Richard Burton dies in Trieste
The explorer died on October 20th 1890.
An ardent explorer, both physically and mentally, Richard Burton produced more than 70 books, including unexpurgated translations of oriental sex classics. Fluent in Arabic, in 1853 he visited Medina and Mecca disguised as a pilgrim. During the 1850s he and John Speke went to Africa to discover the source of the Nile. In 1860 he went to Salt Lake City and wrote about the Mormons. Aged 39, in 1861, he married Isabel Arundell, a devout Roman Catholic who was ten years younger. He joined the Foreign Office and was sent as consul successively to Fernando Po, Brazil, Damascus and finally Trieste.

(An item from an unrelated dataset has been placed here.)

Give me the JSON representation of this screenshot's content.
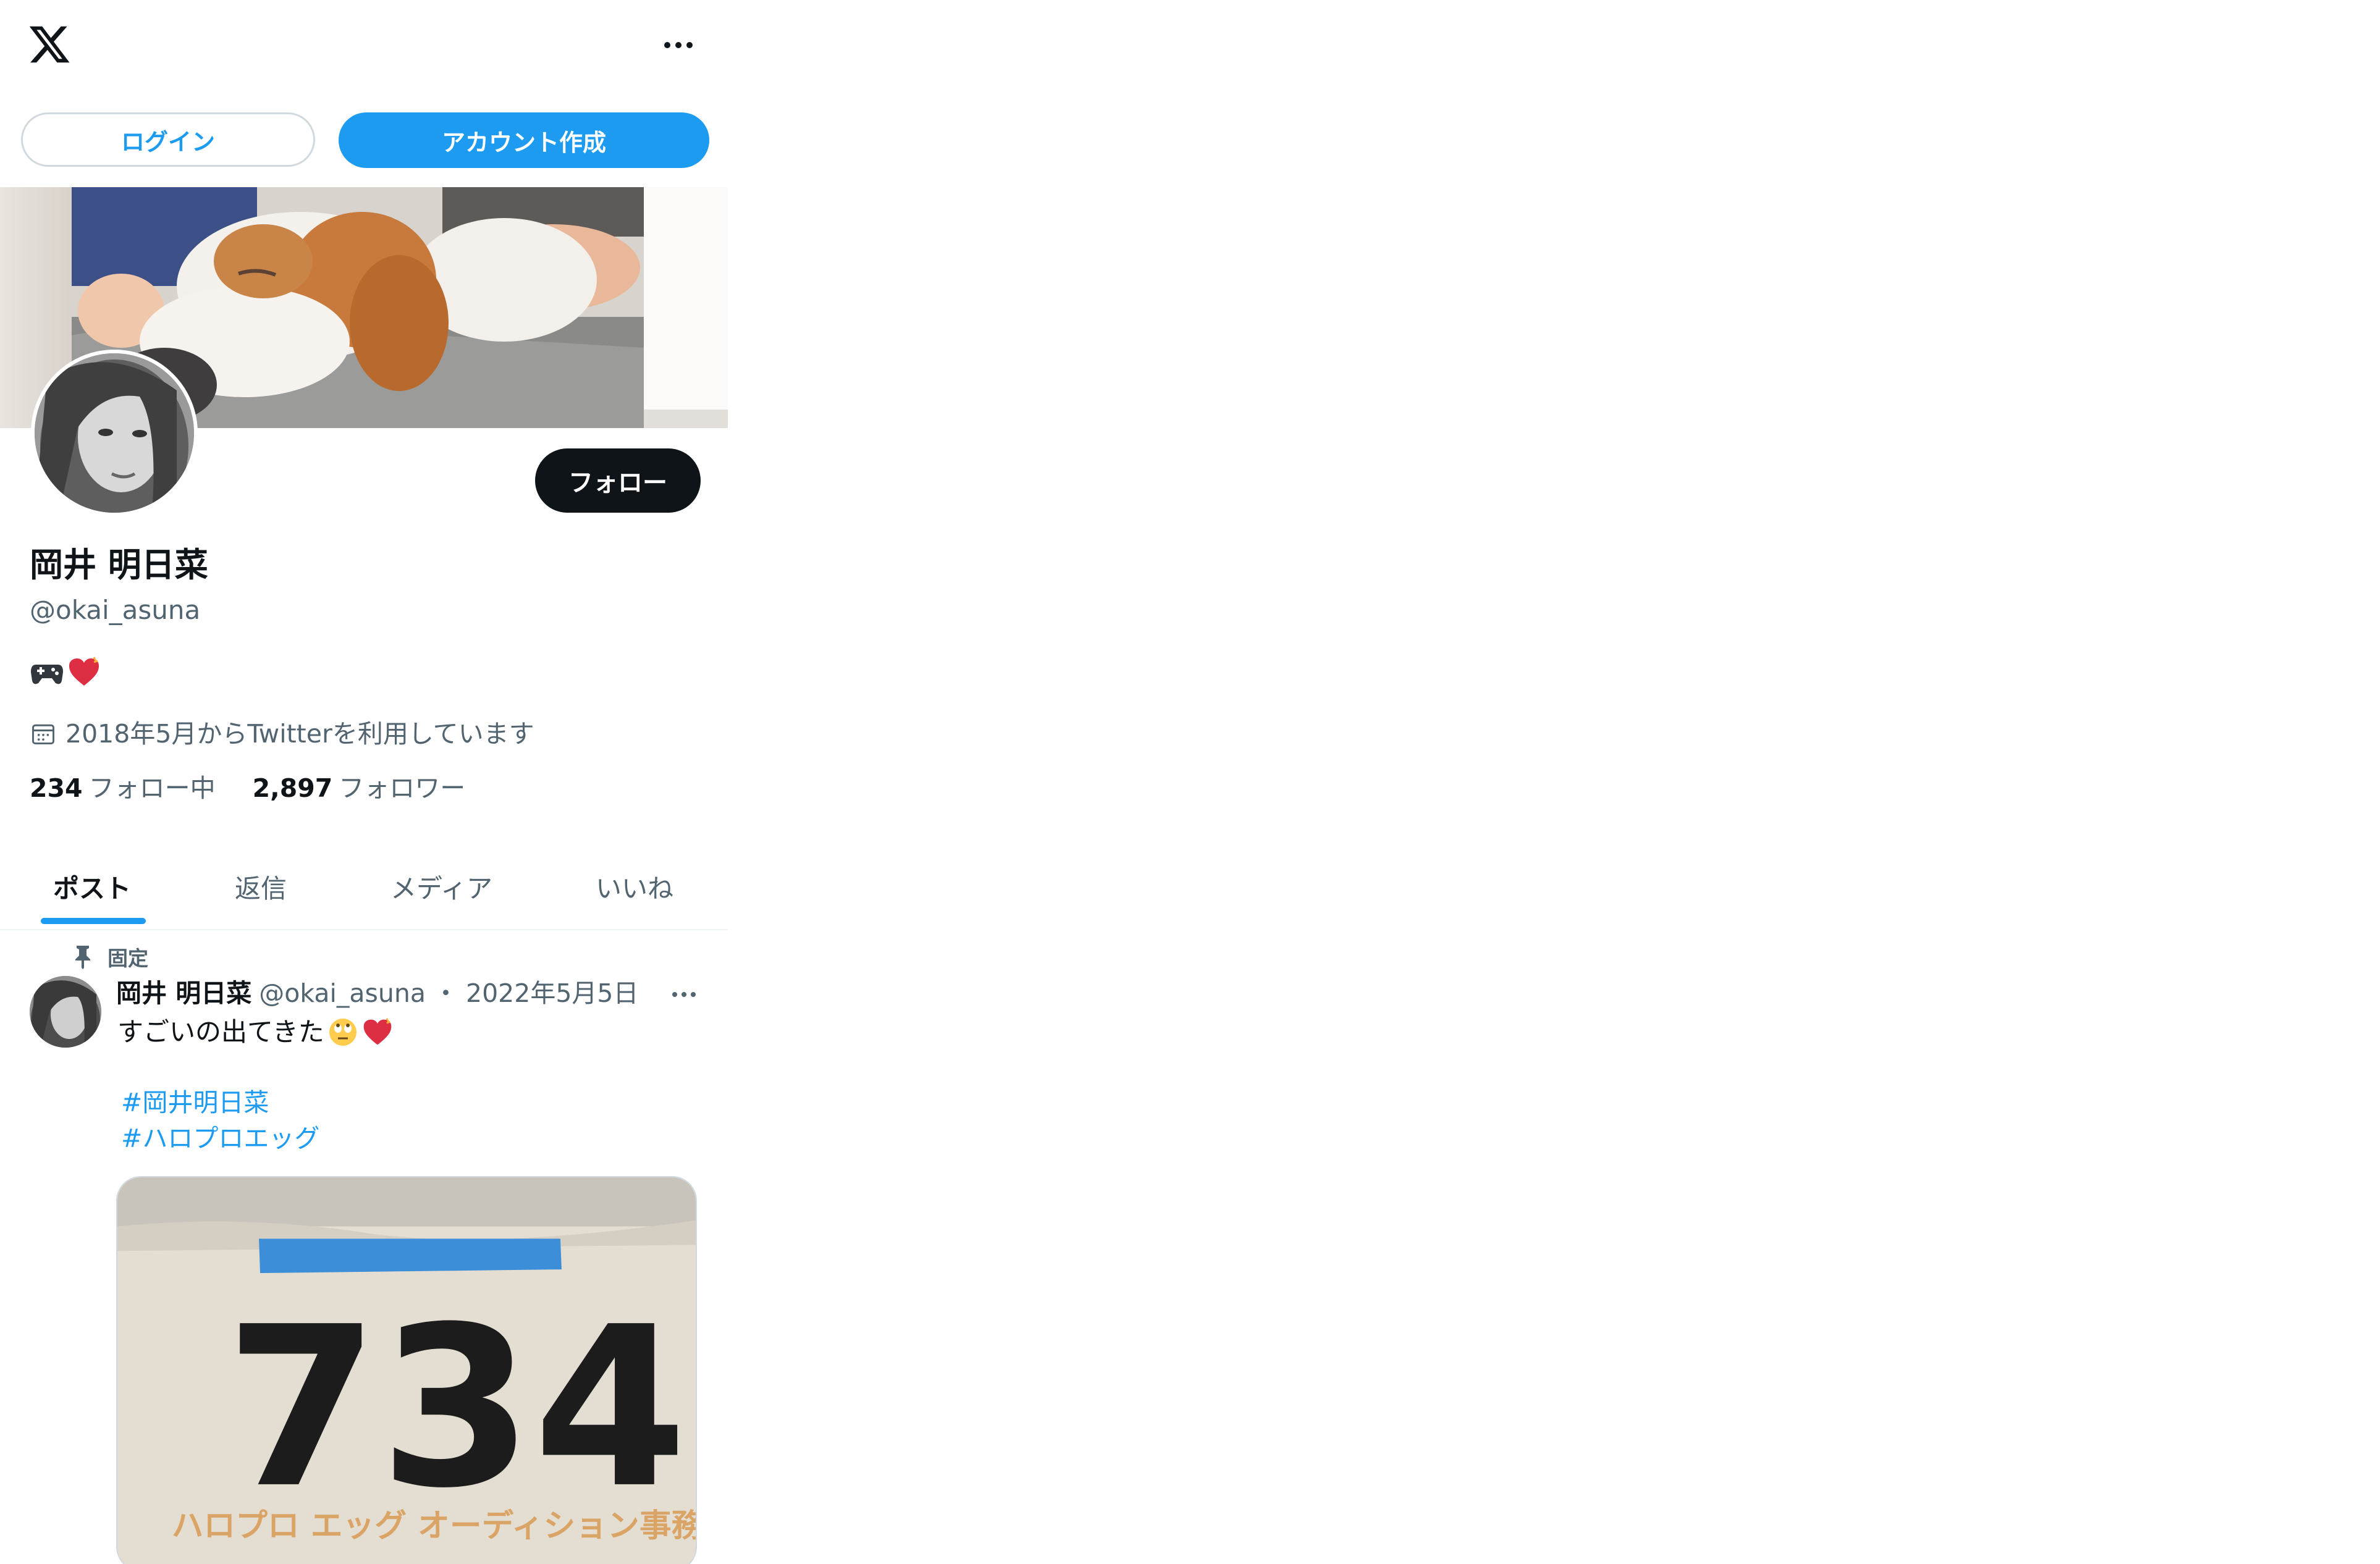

Burton was 51 when he and Isabel arrived in Trieste in 1872. They told people they lived like a pair of brothers, not apparently minding the implication of no sex. He suffered from persistent insomnia and she would rise very early every morning to make him tea. After breakfast at 5am he would work on his writings till lunch. He and Isabel did much travelling and she wrote successful travel books.
Burton relied increasingly on Isabel as his health worsened. He would have his first heart attack in 1884. Meanwhile, his translations of erotica put him in danger of prosecution for pornography. He and his friend Forster Fitzgerald Arbuthnot tried to publish their translation of a Sanskrit love manual called the Ananga Ranga by pretending it was for their use only, but it so alarmed the printers that they stopped the presses. By 1876 Arbuthnot had gone on to translate the Sanskrit Kama Sutra, which Burton edited and improved. They printed it in London in 1883 under the name of a non-existent foreign publishing firm and were encouraged to publish the Ananga Ranga in 1885. Burton went on to bring out an Arabic erotic classic, The Perfumed Garden, and began publishing his greatest work, his translation of The Arabian Nights. In 1886 he was knighted for his Foreign Office service.
In books and articles Burton condemned what he considered the hypocritical attitude of society to sexual matters, but Isabel loathed his work on sex and after heart disease carried him off at 69 she destroyed almost all his diaries and papers. She published a lying two-volume biography of him in 1893 in which she pretended he had been a modest man and a secret Roman Catholic. Meantime she had him buried in the graveyard of St Mary Magdalen in Mortlake, London in a tomb shaped like a Bedouin tent, where she joined him when her time came in 1896.